To attach the bed sheets 26 and 28 to the waterbed 10, each sheet is laid over the plate member 32, which is held in a desired position adjacent the corner of the mattress 24, with a desired amount of tension applied to the elastic connecting member 58. While the plate member 32 is held in the desired position, with the sheets 26 and 28 in place above it, the base 68 of the stud 64 is pushed through the circular portion 44 of the opening in the plate member, pushing a small part of the sheets through the circular portion of the opening. The stud 64 is then slid into the slot portion 42 with the sheets 26 and 28 surrounding the neck portion 70. The same process is repeated at each corner of the waterbed 10, with only the bottom sheet 26 being attached in this fashion at the head of the bed. When the sheets 26 and 28 have been attached to the waterbed 10 in this fashion, at most only the head 66 of each of the studs 64 will be visible, and even the heads 66 will ordinarily be out of view, between the mattress 24 and the walls of the frame of the waterbed 10.
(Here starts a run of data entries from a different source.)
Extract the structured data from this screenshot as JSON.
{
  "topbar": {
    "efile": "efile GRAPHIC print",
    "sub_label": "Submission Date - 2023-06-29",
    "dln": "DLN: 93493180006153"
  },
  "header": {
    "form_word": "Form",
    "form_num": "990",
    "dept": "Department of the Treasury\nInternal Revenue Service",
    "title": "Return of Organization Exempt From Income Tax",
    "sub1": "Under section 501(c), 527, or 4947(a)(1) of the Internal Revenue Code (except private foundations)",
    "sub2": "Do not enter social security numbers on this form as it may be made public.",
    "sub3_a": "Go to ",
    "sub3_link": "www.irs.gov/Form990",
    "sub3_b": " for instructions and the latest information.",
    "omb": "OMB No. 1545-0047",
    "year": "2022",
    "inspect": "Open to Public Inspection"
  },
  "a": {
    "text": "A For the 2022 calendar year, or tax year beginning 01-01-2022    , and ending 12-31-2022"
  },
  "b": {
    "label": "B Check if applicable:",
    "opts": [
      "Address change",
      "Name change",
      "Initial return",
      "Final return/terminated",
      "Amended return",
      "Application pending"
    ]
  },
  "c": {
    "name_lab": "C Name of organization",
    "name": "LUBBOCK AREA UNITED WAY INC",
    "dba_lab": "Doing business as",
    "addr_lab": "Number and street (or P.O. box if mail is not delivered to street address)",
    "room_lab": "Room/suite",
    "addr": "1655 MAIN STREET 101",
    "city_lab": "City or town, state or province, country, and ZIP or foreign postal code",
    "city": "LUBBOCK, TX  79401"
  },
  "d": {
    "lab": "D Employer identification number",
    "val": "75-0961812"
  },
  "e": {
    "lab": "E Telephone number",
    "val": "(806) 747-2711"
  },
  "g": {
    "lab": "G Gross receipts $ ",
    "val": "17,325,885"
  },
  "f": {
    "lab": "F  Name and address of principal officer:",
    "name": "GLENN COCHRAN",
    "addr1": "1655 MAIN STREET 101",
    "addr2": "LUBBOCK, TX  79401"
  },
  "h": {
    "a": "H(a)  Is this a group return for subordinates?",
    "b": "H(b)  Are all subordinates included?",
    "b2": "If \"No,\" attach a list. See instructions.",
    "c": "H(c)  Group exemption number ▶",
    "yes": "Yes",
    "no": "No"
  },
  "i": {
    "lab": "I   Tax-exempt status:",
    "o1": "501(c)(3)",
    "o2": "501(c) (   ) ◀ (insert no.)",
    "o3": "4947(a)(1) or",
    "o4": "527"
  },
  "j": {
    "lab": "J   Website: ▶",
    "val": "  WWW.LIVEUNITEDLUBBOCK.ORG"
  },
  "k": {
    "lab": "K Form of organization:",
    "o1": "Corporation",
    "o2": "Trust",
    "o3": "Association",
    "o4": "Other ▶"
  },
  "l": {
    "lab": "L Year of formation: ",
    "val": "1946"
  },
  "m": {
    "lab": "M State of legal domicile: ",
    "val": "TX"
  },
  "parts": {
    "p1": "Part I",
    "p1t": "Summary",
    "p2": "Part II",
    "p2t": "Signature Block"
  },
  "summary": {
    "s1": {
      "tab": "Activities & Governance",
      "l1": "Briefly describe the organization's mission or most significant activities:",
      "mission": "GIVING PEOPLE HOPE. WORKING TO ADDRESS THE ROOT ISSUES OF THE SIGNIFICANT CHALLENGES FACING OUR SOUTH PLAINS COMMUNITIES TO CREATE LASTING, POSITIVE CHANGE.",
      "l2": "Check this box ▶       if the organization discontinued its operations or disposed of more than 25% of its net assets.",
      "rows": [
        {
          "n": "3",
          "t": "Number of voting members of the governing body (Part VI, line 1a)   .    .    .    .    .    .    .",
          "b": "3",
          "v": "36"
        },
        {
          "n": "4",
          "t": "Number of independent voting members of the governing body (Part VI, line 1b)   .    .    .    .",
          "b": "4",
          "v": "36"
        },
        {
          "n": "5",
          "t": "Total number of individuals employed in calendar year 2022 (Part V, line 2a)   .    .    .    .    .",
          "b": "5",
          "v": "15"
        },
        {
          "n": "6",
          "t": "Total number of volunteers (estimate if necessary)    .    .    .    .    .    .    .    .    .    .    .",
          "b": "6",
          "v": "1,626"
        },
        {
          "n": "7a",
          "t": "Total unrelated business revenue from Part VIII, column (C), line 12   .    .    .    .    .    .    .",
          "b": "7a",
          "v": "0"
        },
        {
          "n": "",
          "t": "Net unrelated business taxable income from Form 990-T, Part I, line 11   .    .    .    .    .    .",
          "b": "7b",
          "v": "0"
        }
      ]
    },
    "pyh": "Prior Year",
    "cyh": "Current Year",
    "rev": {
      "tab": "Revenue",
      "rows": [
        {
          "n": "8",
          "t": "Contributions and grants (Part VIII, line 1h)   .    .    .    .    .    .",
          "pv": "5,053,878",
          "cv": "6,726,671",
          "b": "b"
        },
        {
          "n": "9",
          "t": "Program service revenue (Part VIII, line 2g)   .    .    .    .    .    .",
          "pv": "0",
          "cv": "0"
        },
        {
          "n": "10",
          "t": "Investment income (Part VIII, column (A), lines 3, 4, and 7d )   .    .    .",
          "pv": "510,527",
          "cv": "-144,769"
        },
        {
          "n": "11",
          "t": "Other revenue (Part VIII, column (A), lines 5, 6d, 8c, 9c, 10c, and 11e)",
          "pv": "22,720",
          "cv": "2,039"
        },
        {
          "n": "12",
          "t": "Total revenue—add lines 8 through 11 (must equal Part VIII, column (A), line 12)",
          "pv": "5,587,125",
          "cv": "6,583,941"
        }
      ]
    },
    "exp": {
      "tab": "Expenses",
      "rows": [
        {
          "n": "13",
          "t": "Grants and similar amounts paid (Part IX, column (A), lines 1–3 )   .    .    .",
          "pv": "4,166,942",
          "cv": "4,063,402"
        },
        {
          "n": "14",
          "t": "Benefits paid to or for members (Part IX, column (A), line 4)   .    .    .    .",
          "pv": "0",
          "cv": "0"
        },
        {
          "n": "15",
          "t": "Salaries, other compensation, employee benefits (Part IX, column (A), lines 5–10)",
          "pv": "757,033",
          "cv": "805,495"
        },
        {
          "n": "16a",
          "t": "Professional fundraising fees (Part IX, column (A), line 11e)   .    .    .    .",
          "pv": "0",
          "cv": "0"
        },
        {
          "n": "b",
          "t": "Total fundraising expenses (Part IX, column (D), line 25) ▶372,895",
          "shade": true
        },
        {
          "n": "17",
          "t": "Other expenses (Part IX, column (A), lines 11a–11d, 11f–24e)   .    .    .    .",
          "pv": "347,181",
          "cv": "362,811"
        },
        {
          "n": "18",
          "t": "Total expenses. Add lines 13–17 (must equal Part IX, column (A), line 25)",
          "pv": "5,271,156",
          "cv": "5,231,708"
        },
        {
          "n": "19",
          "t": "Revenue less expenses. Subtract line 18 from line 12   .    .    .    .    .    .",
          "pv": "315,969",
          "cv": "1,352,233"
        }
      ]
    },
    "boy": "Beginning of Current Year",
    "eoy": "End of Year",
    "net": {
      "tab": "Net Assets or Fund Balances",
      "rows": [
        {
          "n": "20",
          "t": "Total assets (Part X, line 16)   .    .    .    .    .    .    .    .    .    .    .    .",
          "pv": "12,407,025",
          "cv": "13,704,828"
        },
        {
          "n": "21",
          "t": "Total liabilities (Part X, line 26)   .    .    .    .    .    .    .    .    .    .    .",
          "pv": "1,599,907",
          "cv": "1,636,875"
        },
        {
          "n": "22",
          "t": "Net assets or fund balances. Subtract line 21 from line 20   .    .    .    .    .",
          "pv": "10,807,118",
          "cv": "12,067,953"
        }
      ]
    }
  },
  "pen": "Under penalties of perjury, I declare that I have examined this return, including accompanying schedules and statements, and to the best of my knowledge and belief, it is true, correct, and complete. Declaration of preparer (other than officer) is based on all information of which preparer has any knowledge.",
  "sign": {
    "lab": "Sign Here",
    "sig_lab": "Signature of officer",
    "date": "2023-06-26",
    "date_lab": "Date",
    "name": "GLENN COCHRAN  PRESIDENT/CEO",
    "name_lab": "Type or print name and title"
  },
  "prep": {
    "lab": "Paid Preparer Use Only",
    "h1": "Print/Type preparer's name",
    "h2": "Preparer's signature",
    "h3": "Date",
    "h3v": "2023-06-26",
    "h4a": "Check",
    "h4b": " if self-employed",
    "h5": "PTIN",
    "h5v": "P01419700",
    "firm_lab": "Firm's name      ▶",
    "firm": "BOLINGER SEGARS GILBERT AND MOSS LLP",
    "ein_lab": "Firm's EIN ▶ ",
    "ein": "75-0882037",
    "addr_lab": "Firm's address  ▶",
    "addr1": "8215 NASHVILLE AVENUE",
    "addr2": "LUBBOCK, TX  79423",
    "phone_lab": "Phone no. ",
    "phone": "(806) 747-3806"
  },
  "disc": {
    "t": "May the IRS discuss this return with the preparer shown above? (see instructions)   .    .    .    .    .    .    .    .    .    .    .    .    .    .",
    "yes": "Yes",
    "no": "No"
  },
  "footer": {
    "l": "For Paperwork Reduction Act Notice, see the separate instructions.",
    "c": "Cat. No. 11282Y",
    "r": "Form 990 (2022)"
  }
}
When using the bed sheet attachment devices 30 of the present invention it is unnecessary to utilize the extremely large bed sheets designed specifically for use with waterbeds, and sheets which are even smaller than would be required for a conventional bed of the same nominal mattress size may be used. For example, flat sheets of the size (81 by 96 inches) recommended for a full (double) bed are large enough to properly cover a king size waterbed (mattress top size 72 by 84 inches) when held in place by the attachment devices 30 of the present invention. Correspondingly, twin bed flat sheets (66 by 96 inches) may be used on queen size (60 by 84 inches) and smaller waterbeds satisfactorily. Thus, when using the attachment devices 30, the cost of bed sheets for the waterbed 10 is greatly reduced, while the appearance of the waterbed 10 is greatly improved and maintained, even during use.
The terms and expressions which have been employed in the foregoing specification are used therein as terms of description and not of limitation, and there is no intention in the use of such terms and expressions, of excluding equivalents of the features shown and described or portions thereof, it being recognized that the scope of the invention is defined and limited only by the claims which follow.